Oculus has rolled out the Asynchronous Spacewarp, a new technology for the Oculus Rift that will allow the virtual reality headset to be supported by computers with lower specifications than what were previously required.

Oculus first unveiled Asynchronous Spacewarp in October at the Oculus Connect developer conference. The technology looks to address one of the biggest limitations of current virtual reality systems, and that is the cost associated with getting into the technology.

How Does Asynchronous Spacewarp Work?

In Oculus' explanation of the technology, it works by extrapolating frames from the previous one generated by virtual reality applications. While the feature sounds similar to Asynchronous Timewarp, which was launched alongside the release of the Oculus Rift, the difference is that the earlier technology is only capable of extrapolating the head rotation of the user.

Asynchronous Spacewarp will now work with Asynchronous Timewarp to cover all the visual motion within the virtual reality experience, including those of the character, camera, Touch controller and the user's position. While Asynchronous Timewarp covers head rotation, Asynchronous Spacewarp works with animated objects.

Without Asynchronous Timewarp, whenever a virtual reality application misses a frame, the world drags similarly to watching video in slow motion, causing the experience to falter. With Asynchronous Spacewarp working with Asynchronous Timewarp, dropped frames are largely reduced to keep virtual reality content running at 90 frames per second, even on computers with lower specifications than what were previously used for the Oculus Rift.

Lower Minimum Specs For The Oculus Rift

According to Oculus, the more capable the computer running the Oculus Rift, the less likely the need for Asynchronous Spacewarp. The technology, however, opens up virtual reality to cheaper computers, as the Oculus Rift will now be needing lowered minimum specifications.
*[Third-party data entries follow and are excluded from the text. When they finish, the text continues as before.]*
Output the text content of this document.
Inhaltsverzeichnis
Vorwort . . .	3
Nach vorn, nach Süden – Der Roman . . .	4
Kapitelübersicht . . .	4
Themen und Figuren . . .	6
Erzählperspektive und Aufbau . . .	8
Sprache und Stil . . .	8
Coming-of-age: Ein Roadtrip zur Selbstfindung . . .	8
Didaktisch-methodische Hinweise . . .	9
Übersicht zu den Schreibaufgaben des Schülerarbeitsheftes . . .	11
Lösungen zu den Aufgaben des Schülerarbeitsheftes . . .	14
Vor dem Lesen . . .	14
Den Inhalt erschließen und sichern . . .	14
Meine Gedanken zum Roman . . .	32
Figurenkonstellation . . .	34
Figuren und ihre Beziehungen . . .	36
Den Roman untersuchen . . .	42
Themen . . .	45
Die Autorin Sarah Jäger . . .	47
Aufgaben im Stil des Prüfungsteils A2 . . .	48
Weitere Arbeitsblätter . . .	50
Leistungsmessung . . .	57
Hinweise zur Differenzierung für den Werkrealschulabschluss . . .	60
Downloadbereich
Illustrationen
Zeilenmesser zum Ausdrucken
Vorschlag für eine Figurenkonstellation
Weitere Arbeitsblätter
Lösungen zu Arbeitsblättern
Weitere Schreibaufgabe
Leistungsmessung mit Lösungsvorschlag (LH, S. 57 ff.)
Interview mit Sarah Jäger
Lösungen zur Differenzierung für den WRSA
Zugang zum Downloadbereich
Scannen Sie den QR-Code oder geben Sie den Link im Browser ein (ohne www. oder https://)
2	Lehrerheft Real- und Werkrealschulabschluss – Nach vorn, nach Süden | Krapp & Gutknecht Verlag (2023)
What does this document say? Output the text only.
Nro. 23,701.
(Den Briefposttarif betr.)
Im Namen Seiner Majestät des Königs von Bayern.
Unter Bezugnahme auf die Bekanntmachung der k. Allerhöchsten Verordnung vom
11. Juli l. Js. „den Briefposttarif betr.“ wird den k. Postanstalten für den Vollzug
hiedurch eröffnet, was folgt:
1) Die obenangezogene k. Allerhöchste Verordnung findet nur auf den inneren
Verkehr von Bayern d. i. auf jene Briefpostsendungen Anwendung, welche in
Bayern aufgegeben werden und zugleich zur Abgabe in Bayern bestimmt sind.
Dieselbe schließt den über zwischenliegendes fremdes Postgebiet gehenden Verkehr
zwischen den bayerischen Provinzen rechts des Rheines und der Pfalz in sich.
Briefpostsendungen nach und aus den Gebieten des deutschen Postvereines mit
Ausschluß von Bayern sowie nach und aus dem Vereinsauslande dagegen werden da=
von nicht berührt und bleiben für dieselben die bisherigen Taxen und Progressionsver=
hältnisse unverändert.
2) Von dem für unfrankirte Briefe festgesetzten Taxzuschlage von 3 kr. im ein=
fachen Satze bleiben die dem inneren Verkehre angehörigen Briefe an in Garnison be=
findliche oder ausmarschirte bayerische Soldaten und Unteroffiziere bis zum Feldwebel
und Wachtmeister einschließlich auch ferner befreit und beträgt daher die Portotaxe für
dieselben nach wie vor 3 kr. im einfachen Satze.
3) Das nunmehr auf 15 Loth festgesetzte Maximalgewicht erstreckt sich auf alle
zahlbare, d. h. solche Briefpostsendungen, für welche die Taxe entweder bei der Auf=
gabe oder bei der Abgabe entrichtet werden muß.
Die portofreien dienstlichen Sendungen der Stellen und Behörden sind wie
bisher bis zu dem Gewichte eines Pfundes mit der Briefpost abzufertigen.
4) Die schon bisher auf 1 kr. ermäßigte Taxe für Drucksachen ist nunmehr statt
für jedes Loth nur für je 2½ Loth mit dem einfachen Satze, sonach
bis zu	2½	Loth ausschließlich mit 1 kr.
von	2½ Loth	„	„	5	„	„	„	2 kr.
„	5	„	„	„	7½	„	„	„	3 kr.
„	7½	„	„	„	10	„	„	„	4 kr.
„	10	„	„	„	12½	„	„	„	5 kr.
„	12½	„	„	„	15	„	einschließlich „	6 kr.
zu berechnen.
From the previous requirement of an Nvidia GTX 970 or equivalent GPU such as the AMD Radeon 290 and an Intel Core i5 processor, the minimum specifications have been lowered to any Nvidia 900 or 1000 series GPU, including the Nvidia GTX 960, or any AMD RX 400 series card, along with an Intel Core i3 processor.

Upon the launch of the Oculus Rift, the associated cost to the technology included a PC worth at least $1,000, in addition to the $599 price tag of the virtual reality headset. With Asynchronous Spacewarp, it is now possible to run the Oculus Rift on a PC worth as low as $500, with the company approving the upcoming $499 AMD CyberPowerPC as capable of supporting the virtual reality headset.

Virtual Reality Headset Competition

Oculus' lowering of the minimum specifications required for PCs to run the Oculus Rift gives the company a better chance of competing in the burgeoning virtual reality industry, as other companies refine or launch their own offering such as the HTC Vive, the PlayStation VR, the Google DayDream View and the Samsung Gear VR.

With the Oculus Rift able to be supported in the near future by a $499 PC, will you be buying the virtual reality headset soon?